Some enlightened politicians are trying to push for more integration between internet and bureaucracy. In the meantime normal citizens with "more-than-average" web skills (i.e. hackers and geeks) are going the other way, trying to build a bottom-up application that would let (a) a group of people to self organize and (b) scale well with size. Each of them is hitting a different wall. The politicians are hitting the wall of privacy. Privacy laws are particularly strong in the EU, and require the governments to be unable to know so much about the voters (citizens) sensitive data. On the other hand, hackers are hitting a very different wall. The wall of authority. First of all, a non-official web service will never have the authority to define what the next decisions of the government should be. Also, the people who participate in those web services are never representative samples of the population. Usually the people who participate are people interested in the topic, activists, and people directly involved. None of those representative of the society at large.
With EUGAGER we tried to provide an answer to both problems. Privacy would have been dealt by splitting the information about users between the main platform and each application.

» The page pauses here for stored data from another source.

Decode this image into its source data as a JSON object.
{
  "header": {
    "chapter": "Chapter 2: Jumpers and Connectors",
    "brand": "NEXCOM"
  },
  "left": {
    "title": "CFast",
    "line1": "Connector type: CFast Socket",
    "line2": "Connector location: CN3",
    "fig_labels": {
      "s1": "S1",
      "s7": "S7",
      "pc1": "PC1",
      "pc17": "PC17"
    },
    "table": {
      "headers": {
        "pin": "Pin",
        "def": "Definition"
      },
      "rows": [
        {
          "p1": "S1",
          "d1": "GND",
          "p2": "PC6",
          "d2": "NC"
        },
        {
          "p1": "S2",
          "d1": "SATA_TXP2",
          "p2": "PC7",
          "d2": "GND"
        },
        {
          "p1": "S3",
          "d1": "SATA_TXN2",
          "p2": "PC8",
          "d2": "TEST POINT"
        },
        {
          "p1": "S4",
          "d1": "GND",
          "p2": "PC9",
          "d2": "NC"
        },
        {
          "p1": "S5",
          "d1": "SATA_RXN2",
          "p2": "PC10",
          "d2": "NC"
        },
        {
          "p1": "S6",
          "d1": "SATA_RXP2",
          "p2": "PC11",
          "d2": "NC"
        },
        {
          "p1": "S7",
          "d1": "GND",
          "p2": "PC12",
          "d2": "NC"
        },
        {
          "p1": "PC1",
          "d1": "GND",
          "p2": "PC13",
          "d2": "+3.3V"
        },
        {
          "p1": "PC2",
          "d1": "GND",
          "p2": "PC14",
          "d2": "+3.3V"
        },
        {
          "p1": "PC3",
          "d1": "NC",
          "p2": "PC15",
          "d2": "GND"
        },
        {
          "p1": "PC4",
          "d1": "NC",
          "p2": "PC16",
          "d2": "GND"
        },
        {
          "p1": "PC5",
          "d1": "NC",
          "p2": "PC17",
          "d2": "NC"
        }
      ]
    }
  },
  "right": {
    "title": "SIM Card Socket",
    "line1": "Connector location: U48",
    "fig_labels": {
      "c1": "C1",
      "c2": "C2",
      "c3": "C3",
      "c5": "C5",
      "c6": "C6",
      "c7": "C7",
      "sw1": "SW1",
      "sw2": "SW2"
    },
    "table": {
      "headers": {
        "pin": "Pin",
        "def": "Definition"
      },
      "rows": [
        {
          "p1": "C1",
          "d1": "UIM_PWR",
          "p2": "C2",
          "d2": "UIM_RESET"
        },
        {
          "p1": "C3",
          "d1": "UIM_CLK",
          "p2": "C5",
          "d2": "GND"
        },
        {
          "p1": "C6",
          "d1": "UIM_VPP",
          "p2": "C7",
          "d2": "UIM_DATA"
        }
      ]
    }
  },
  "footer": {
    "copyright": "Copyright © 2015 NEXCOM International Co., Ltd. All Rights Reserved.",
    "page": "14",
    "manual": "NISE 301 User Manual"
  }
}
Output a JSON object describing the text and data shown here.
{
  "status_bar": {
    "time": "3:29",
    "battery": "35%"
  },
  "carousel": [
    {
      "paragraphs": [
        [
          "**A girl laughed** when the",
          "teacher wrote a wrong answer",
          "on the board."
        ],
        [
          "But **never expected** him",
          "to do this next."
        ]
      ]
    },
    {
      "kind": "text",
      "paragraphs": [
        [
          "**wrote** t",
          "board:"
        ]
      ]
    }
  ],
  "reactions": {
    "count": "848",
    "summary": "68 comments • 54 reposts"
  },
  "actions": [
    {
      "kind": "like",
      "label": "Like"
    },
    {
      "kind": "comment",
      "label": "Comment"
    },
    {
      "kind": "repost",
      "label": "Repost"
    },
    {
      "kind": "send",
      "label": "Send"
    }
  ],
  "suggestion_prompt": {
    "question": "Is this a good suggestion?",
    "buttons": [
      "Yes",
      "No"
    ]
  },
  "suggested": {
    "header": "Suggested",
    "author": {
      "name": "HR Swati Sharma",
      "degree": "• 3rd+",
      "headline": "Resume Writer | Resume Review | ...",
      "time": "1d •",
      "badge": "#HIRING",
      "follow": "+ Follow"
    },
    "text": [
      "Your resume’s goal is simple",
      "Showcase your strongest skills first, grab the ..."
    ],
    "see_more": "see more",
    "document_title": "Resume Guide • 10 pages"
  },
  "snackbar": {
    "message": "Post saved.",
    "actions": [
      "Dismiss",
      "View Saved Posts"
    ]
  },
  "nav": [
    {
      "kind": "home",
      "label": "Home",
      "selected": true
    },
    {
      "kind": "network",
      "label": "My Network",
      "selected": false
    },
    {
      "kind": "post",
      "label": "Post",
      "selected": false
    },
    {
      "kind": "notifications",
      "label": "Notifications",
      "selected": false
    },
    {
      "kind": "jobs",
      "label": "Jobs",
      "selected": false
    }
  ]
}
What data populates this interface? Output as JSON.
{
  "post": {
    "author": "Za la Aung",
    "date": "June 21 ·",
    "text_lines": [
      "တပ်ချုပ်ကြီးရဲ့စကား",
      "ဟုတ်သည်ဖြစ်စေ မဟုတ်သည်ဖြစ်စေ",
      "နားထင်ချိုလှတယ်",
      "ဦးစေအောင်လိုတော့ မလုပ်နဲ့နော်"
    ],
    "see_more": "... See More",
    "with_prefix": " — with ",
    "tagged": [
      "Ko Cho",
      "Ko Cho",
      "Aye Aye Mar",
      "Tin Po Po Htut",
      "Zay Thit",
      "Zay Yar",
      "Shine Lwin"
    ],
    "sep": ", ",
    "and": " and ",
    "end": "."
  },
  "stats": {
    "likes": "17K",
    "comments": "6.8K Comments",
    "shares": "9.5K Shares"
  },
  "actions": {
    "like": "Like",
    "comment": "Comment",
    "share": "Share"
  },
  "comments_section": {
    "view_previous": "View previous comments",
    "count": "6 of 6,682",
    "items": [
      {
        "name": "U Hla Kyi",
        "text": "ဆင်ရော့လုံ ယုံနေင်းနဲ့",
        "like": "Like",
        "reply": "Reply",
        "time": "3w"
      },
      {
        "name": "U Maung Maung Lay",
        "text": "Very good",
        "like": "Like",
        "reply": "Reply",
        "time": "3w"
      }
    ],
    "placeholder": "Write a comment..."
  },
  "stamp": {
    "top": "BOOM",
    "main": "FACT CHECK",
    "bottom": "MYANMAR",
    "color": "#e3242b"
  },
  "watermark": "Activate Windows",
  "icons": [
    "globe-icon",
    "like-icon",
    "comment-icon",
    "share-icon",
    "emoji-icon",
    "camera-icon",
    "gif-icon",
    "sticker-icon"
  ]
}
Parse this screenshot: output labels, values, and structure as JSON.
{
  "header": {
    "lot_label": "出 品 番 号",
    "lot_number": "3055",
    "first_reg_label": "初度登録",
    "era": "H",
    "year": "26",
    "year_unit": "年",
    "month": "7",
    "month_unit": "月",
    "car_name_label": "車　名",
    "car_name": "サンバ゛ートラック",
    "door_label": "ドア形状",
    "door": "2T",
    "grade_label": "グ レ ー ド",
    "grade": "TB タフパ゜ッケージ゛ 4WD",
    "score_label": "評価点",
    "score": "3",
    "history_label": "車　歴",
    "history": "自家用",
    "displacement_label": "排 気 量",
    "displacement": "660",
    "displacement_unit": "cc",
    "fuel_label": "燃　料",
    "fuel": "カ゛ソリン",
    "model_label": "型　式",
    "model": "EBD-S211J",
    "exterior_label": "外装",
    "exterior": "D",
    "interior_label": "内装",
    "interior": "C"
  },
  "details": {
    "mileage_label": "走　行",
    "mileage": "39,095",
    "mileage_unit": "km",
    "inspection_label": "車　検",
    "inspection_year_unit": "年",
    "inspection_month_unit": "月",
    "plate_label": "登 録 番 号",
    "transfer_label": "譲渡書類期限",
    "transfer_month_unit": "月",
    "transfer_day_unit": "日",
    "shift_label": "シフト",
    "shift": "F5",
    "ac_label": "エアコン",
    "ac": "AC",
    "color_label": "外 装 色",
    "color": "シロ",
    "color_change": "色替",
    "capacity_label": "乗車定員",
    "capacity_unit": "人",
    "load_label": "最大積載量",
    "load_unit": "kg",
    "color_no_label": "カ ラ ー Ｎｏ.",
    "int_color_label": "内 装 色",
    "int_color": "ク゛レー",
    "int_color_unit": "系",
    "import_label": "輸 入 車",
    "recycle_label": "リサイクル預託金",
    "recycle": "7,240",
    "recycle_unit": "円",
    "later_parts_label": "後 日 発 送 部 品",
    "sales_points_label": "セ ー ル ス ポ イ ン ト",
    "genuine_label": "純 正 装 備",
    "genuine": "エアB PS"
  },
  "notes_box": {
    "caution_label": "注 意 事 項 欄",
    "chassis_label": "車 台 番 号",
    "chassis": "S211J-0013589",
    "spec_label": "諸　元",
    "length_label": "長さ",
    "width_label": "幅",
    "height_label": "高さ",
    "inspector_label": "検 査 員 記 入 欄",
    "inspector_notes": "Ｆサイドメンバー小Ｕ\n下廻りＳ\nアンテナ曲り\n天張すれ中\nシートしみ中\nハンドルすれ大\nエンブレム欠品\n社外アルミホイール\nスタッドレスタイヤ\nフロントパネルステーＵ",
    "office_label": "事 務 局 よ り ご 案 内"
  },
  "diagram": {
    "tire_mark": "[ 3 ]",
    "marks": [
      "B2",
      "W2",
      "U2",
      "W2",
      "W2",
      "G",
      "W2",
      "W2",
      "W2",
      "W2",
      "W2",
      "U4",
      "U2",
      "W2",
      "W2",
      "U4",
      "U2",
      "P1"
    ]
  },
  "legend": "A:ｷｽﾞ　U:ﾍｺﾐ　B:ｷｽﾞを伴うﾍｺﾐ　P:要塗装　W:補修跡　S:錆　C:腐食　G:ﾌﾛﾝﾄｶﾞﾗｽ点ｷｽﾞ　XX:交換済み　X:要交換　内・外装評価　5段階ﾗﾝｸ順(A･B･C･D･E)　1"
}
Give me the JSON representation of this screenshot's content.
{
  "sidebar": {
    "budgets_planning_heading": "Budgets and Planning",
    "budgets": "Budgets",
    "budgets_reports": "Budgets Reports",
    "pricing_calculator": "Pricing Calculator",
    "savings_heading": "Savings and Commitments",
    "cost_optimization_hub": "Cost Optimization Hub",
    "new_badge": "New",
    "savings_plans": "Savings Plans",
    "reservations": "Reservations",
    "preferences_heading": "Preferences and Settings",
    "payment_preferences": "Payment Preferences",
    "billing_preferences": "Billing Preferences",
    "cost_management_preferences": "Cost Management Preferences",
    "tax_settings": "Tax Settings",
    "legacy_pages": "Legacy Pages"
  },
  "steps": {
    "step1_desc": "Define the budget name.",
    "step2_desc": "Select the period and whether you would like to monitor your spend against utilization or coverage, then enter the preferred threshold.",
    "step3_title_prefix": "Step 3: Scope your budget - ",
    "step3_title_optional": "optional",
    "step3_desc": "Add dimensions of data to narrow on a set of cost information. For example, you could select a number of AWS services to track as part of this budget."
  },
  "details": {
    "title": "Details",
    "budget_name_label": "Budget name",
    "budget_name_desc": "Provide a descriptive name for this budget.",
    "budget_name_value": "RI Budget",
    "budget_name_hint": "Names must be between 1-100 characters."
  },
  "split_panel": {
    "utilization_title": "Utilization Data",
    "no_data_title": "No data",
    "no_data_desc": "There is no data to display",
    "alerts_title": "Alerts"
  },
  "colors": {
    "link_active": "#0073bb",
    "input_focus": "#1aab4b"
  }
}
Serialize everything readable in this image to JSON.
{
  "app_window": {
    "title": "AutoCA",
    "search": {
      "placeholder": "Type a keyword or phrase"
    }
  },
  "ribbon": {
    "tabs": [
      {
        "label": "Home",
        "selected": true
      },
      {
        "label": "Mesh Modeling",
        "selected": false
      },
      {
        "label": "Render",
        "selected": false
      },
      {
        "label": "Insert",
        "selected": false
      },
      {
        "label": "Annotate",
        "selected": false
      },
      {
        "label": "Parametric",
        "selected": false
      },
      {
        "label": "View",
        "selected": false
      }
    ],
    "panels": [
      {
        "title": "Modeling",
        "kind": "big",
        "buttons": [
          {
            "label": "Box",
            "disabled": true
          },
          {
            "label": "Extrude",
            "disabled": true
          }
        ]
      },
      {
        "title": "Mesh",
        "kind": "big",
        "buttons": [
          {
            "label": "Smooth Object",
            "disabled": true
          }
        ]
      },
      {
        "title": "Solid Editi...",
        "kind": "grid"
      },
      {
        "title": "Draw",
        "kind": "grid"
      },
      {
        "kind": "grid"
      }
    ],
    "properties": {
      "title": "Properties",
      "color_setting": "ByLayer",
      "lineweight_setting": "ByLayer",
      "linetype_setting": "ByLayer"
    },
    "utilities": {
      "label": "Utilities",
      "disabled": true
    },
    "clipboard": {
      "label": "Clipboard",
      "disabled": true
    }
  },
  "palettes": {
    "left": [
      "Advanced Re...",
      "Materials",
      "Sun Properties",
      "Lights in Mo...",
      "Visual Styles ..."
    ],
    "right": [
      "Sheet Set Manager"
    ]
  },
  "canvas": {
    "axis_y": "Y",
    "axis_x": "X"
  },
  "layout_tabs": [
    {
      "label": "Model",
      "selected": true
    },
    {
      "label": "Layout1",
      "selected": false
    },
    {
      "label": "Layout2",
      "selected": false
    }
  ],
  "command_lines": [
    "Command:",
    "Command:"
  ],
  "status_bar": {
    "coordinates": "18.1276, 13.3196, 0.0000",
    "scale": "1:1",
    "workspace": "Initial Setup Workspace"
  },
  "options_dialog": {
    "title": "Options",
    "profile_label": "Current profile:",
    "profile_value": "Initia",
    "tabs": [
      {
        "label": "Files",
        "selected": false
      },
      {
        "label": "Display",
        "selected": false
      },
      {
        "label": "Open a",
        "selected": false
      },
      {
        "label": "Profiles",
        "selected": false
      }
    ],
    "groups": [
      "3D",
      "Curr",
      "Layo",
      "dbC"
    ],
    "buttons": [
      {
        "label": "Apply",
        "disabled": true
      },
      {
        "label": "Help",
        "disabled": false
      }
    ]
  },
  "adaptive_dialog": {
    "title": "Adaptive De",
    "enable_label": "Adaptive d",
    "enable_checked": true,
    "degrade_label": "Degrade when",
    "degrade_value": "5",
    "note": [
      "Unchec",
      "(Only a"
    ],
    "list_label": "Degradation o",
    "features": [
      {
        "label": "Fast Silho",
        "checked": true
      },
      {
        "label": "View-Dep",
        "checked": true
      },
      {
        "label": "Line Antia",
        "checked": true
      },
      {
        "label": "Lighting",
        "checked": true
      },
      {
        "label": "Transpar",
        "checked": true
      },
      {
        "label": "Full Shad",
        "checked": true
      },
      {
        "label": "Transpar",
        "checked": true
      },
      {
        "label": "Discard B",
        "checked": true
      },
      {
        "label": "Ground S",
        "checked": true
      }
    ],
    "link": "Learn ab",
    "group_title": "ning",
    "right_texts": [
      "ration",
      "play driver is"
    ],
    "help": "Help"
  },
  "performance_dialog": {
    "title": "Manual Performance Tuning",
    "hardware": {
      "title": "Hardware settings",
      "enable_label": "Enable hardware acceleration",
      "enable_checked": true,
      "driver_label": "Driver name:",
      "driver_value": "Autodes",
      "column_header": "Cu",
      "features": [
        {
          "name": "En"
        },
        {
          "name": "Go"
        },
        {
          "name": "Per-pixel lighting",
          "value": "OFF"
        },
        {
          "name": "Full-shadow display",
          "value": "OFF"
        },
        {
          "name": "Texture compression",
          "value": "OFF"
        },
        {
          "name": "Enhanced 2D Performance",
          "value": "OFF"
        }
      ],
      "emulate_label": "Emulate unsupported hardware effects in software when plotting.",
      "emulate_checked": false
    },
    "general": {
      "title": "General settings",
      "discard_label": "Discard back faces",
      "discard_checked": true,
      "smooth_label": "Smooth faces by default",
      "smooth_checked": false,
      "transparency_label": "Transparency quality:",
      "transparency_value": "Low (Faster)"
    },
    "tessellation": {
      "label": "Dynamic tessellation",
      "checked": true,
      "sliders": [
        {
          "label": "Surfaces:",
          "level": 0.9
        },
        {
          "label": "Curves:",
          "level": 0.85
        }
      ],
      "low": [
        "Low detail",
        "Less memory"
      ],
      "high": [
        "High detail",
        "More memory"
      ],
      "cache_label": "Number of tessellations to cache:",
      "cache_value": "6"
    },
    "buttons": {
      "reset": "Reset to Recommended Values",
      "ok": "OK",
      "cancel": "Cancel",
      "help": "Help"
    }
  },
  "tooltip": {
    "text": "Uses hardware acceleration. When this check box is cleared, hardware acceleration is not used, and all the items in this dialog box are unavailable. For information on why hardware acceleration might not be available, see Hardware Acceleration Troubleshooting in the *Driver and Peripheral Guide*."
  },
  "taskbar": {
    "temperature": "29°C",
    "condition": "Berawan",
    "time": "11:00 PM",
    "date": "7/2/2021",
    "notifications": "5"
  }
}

Only a person administering both could try to recover the information, but not without tricking the Security API. Authority is of course answered by the endorsement of the EU and its Member States in using it to launch or migrate their e-participation sites.
We noted that where governments actually fail to tackle their citizens' needs, proprietary platforms like Facebook succeed in gathering groups of people and stimulating them to participate, even if with lower level of identity verification, security and trust on results ... And in the meantime, our colleagues in the US are discussing very similar ideas on having the "Government as a Platform" ...
The story does not obviously end here.